One of the biggest impacts of the COVID-19 pandemic on students in recent years has been the disruption to in-person learning, especially with so many students being quarantined after possible exposure or parents temporarily leaving their children at home during the period of high permeability, such as B. during the Omicron wave.
Across the country, including Stanly County, the lack of time outside the classroom has resulted in higher absenteeism rates than before the pandemic. Because research shows that missing more than 10 percent of days in a school year can have a serious impact on learning, many students have fallen behind and will likely struggle to fully catch up.
“The students with the highest rate of absenteeism may be students who were once enrolled and then dropped out,” Beverly Pennington, director of student services at Stanly County Schools, told SNAP in an email. “Home visits, attempts to contact the parents, communication with any contact persons listed in our database have not yielded any information that would let us know where they are.”
Under North Carolina law, families of students who accumulate more than 10 unexcused absences could be charged with truancy if they do not make a good faith effort to send their children to school. The school principal has discretion to decide whether a family should be charged with truancy, which is rare and usually seen as a last resort.
“It is our desire to work with families to resolve the issues that have caused them truancy,” Pennington said. “Sometimes, however, situations are so egregious that we need to involve the courts in attendance issues.”
While she called the increase in absenteeism “worrying,” Pennington noted that members of the school system’s student support team (school social workers, counselors and nurses), teachers and administrators are “doing everything we can to encourage attendance.”

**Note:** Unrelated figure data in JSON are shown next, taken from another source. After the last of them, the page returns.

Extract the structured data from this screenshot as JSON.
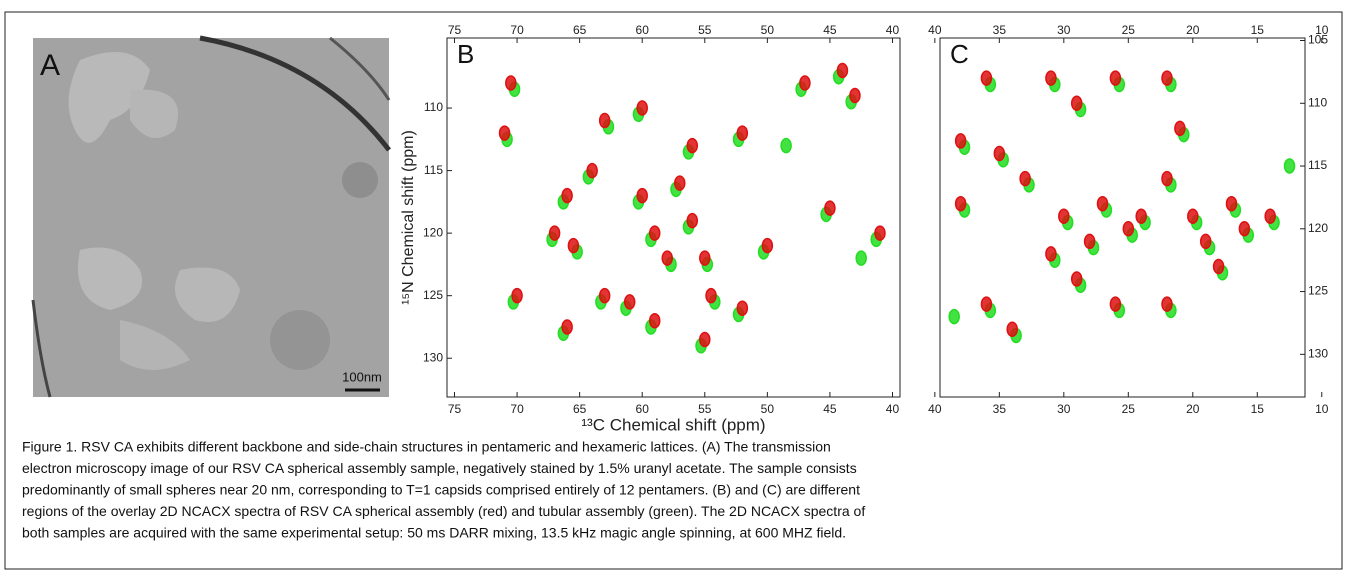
{
  "panel_a": {
    "label": "A",
    "scale_bar": "100nm"
  },
  "chart_data": [
    {
      "type": "scatter",
      "title": "B",
      "x_label": "¹³C Chemical shift (ppm)",
      "y_label": "¹⁵N Chemical shift (ppm)",
      "xlim": [
        75.6,
        39.4
      ],
      "ylim": [
        104.4,
        133.1
      ],
      "xticks": [
        75,
        70,
        65,
        60,
        55,
        50,
        45,
        40
      ],
      "yticks": [
        110,
        115,
        120,
        125,
        130
      ],
      "series": [
        {
          "color": "#22dd22",
          "x": [
            70.2,
            70.8,
            66.3,
            67.2,
            65.2,
            64.3,
            62.7,
            60.3,
            59.3,
            57.7,
            57.3,
            56.3,
            54.8,
            54.2,
            56.3,
            61.3,
            59.3,
            63.3,
            66.3,
            70.3,
            52.3,
            50.3,
            47.3,
            44.3,
            43.3,
            45.3,
            41.3,
            52.3,
            55.3,
            60.3,
            48.5,
            42.5
          ],
          "y": [
            108.5,
            112.5,
            117.5,
            120.5,
            121.5,
            115.5,
            111.5,
            117.5,
            120.5,
            122.5,
            116.5,
            119.5,
            122.5,
            125.5,
            113.5,
            126.0,
            127.5,
            125.5,
            128.0,
            125.5,
            126.5,
            121.5,
            108.5,
            107.5,
            109.5,
            118.5,
            120.5,
            112.5,
            129.0,
            110.5,
            113.0,
            122.0
          ]
        },
        {
          "color": "#dd1111",
          "x": [
            70.5,
            71,
            66,
            67,
            65.5,
            64,
            63,
            60,
            59,
            58,
            57,
            56,
            55,
            54.5,
            56,
            61,
            59,
            63,
            66,
            70,
            52,
            50,
            47,
            44,
            43,
            45,
            41,
            52,
            55,
            60
          ],
          "y": [
            108,
            112,
            117,
            120,
            121,
            115,
            111,
            117,
            120,
            122,
            116,
            119,
            122,
            125,
            113,
            125.5,
            127,
            125,
            127.5,
            125,
            126,
            121,
            108,
            107,
            109,
            118,
            120,
            112,
            128.5,
            110
          ]
        }
      ]
    },
    {
      "type": "scatter",
      "title": "C",
      "xlim": [
        39.6,
        11.3
      ],
      "ylim": [
        104.8,
        133.4
      ],
      "xticks": [
        40,
        35,
        30,
        25,
        20,
        15,
        10
      ],
      "yticks": [
        105,
        110,
        115,
        120,
        125,
        130
      ],
      "series": [
        {
          "color": "#22dd22",
          "x": [
            34.7,
            32.7,
            29.7,
            27.7,
            26.7,
            24.7,
            21.7,
            19.7,
            18.7,
            17.7,
            16.7,
            37.7,
            35.7,
            33.7,
            30.7,
            28.7,
            25.7,
            21.7,
            23.7,
            20.7,
            15.7,
            35.7,
            30.7,
            25.7,
            21.7,
            37.7,
            13.7,
            28.7,
            38.5,
            12.5
          ],
          "y": [
            114.5,
            116.5,
            119.5,
            121.5,
            118.5,
            120.5,
            116.5,
            119.5,
            121.5,
            123.5,
            118.5,
            118.5,
            126.5,
            128.5,
            122.5,
            124.5,
            126.5,
            126.5,
            119.5,
            112.5,
            120.5,
            108.5,
            108.5,
            108.5,
            108.5,
            113.5,
            119.5,
            110.5,
            127,
            115
          ]
        },
        {
          "color": "#dd1111",
          "x": [
            35,
            33,
            30,
            28,
            27,
            25,
            22,
            20,
            19,
            18,
            17,
            38,
            36,
            34,
            31,
            29,
            26,
            22,
            24,
            21,
            16,
            36,
            31,
            26,
            22,
            38,
            14,
            29
          ],
          "y": [
            114,
            116,
            119,
            121,
            118,
            120,
            116,
            119,
            121,
            123,
            118,
            118,
            126,
            128,
            122,
            124,
            126,
            126,
            119,
            112,
            120,
            108,
            108,
            108,
            108,
            113,
            119,
            110
          ]
        }
      ]
    }
  ],
  "caption": [
    "Figure 1. RSV CA exhibits different backbone and side-chain structures in pentameric and hexameric lattices. (A) The transmission",
    "electron microscopy image of our RSV CA spherical assembly sample, negatively stained by 1.5% uranyl acetate. The sample consists",
    "predominantly of small spheres near 20 nm, corresponding to T=1 capsids comprised entirely of 12 pentamers. (B) and (C) are different",
    "regions of the overlay 2D NCACX spectra of RSV CA spherical assembly (red) and tubular assembly (green). The 2D NCACX spectra of",
    "both samples are acquired with the same experimental setup: 50 ms DARR mixing, 13.5 kHz magic angle spinning, at 600 MHZ field."
  ]
}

The issue of truancy and the rise in chronic absenteeism was first brought to the attention of SNAP in April when Albemarle resident Morgan Perez, mother of a second grade student enrolled in Endy Elementary’s bilingual program, spoke about how she was finding herself felt was wrongly singled out and charged with truancy in late January after her son missed 16 unexcused absences. Perez also addressed the Education Committee during the public comment portion of its June 7 meeting.

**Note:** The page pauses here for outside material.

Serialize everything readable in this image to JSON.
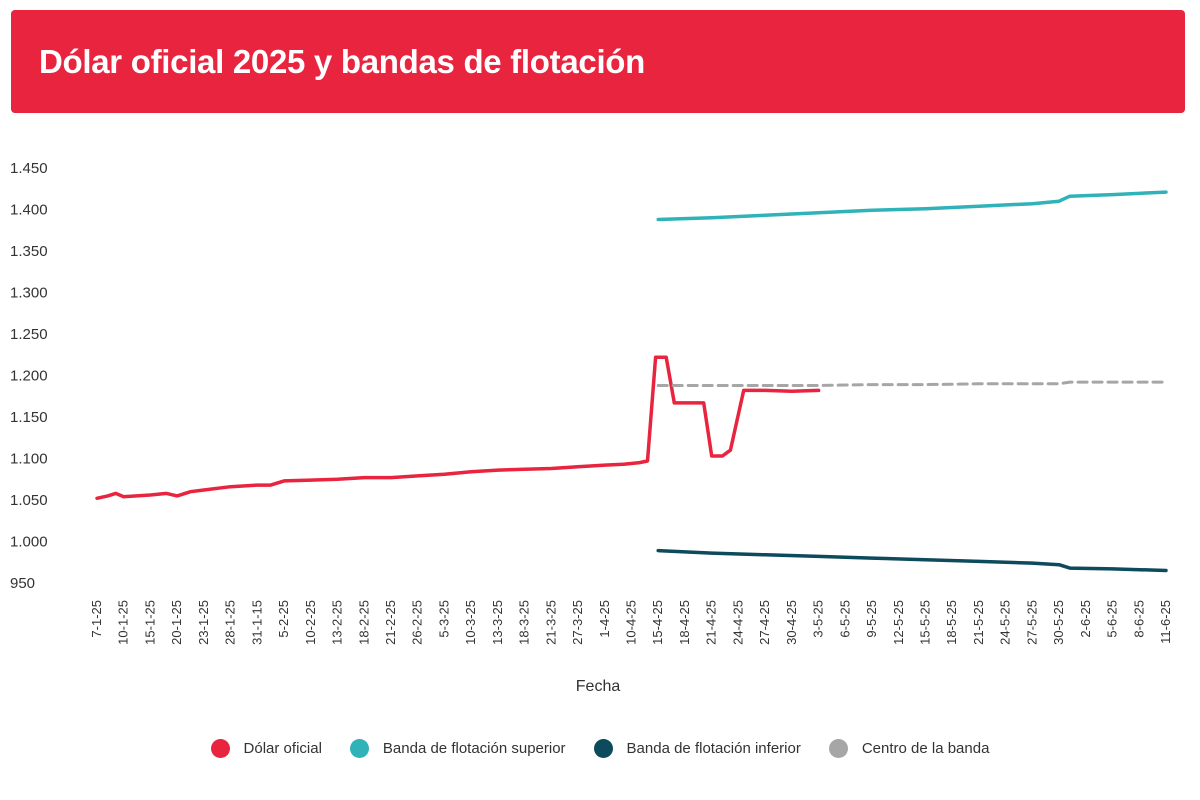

She told both SNAP and the school board that she gave legitimate reasons in advance for each of his absences, most of which occurred in January, at the height of the Omicron surge. She chose to keep her son at home temporarily because many people in the family, including Perez, were particularly vulnerable to contracting and contracting the virus.

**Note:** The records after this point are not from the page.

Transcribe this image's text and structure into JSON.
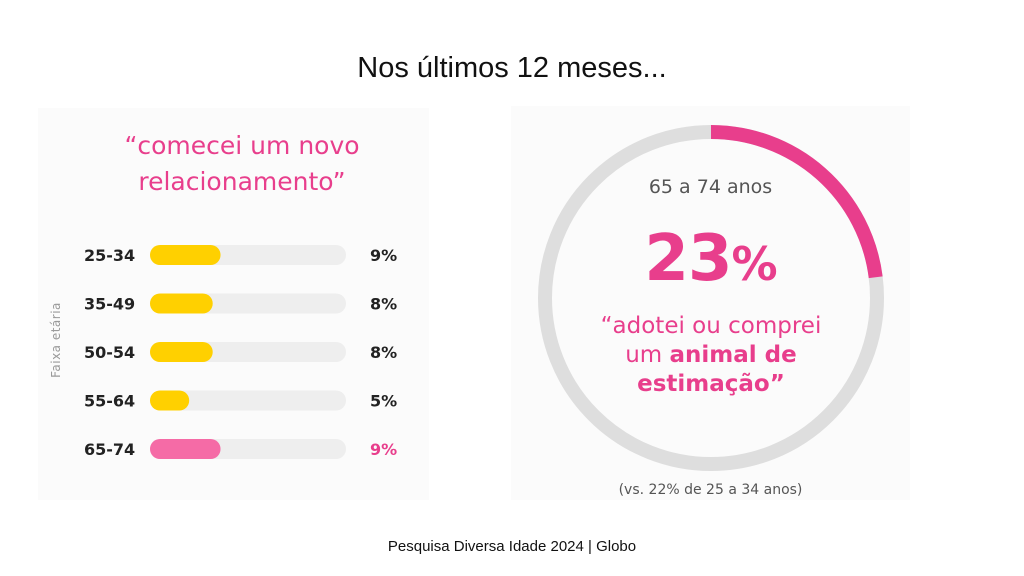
{
  "title": "Nos últimos 12 meses...",
  "footer": "Pesquisa Diversa Idade 2024 | Globo",
  "left_panel": {
    "quote_line1": "“comecei um novo",
    "quote_line2": "relacionamento”",
    "axis_label": "Faixa etária"
  },
  "right_panel": {
    "subtitle": "65 a 74 anos",
    "value_number": "23",
    "value_pct": "%",
    "quote_line1": "“adotei ou comprei",
    "quote_line2_plain": "um ",
    "quote_line2_bold": "animal de",
    "quote_line3_bold": "estimação”",
    "note": "(vs. 22% de 25 a 34 anos)"
  },
  "colors": {
    "pink": "#e83e8c",
    "yellow": "#ffd000",
    "bar_pink": "#f56ba6",
    "track": "#eeeeee",
    "ring_track": "#dedede"
  },
  "chart_data": [
    {
      "type": "bar",
      "orientation": "horizontal",
      "title": "“comecei um novo relacionamento”",
      "ylabel": "Faixa etária",
      "categories": [
        "25-34",
        "35-49",
        "50-54",
        "55-64",
        "65-74"
      ],
      "values": [
        9,
        8,
        8,
        5,
        9
      ],
      "value_labels": [
        "9%",
        "8%",
        "8%",
        "5%",
        "9%"
      ],
      "highlight": "65-74",
      "xlim": [
        0,
        25
      ]
    },
    {
      "type": "pie",
      "style": "donut",
      "title": "65 a 74 anos",
      "values": [
        23,
        77
      ],
      "value_label": "23%",
      "caption": "“adotei ou comprei um animal de estimação”"
    }
  ]
}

“Stanly County Schools didn’t have mandatory prevention strategies in the schools and there wasn’t an option for my son to go remotely,” she said of the decision to pull him out of school.
Perez said she communicated with her son’s teacher on a daily basis and let him complete his necessary assignments, which she sent back to his teacher. She had also been in contact with Headteacher Jodi Autry, stating her son would come back once Covid numbers improved in the county.
Her regular contact with the school made it all the more surprising when on January 25, on instructions from Autry Perez, a social worker called to tell her that she had been charged with truancy. She said a few days later, on January 29, two police officers came to her home to deliver the criminal court summons.
“It was really traumatic for my son,” Perez told SNAP. “He thought I was going to jail. It was traumatic for him and it was traumatic for my whole family.”
Her truancy charges spanned multiple court dates, and although her case was ultimately dropped, she still had to pay $800 in attorney and attorney fees. She said she has since filed a public complaint against Autry.
Stanly County Schools said it cannot comment on cases related to specific student issues.
Perez, who took her son out of the school system and homeschooled him, submitted several public information requests to SCS to learn more about how many other families had been accused of truancy. Some of the data initially collected was shared with the SNAP.
She shared that as of mid-May, more than 950 elementary and middle school students had 10 or more unexcused absences. She asked how many truancy charges had been filed, but did not receive that data.
In a previous request for information, she noted that as of mid-March, out of the more than 630 students who had 10 or more absenteeism days, only nine truancy cases had been filed. (Her son was not included in the count because he was no longer enrolled in the district.)
“I’m glad most of these families have not been criminally charged, but why was my family singled out,” she told school board members. “It’s evident that truancy is extremely inconsistent in Stanly County.”
Perez is still debating whether to re-enroll her son in the school system next year or continue homeschooling him.
She added that SCS needs “immediate revisions” to its truancy policy so that “no other family falls victim to another unnecessary truancy charge.”
Pennington told SNAP that the district has an internal process that principals are required to follow regarding unexcused absences that is consistent with the state’s truancy policy.
“Our procedures include everyone from the class teacher, who addresses the family as successive absences accumulate, to the school social worker Contacting family to discuss barriers to school attendance as the student nears the 10-day mark,” she said.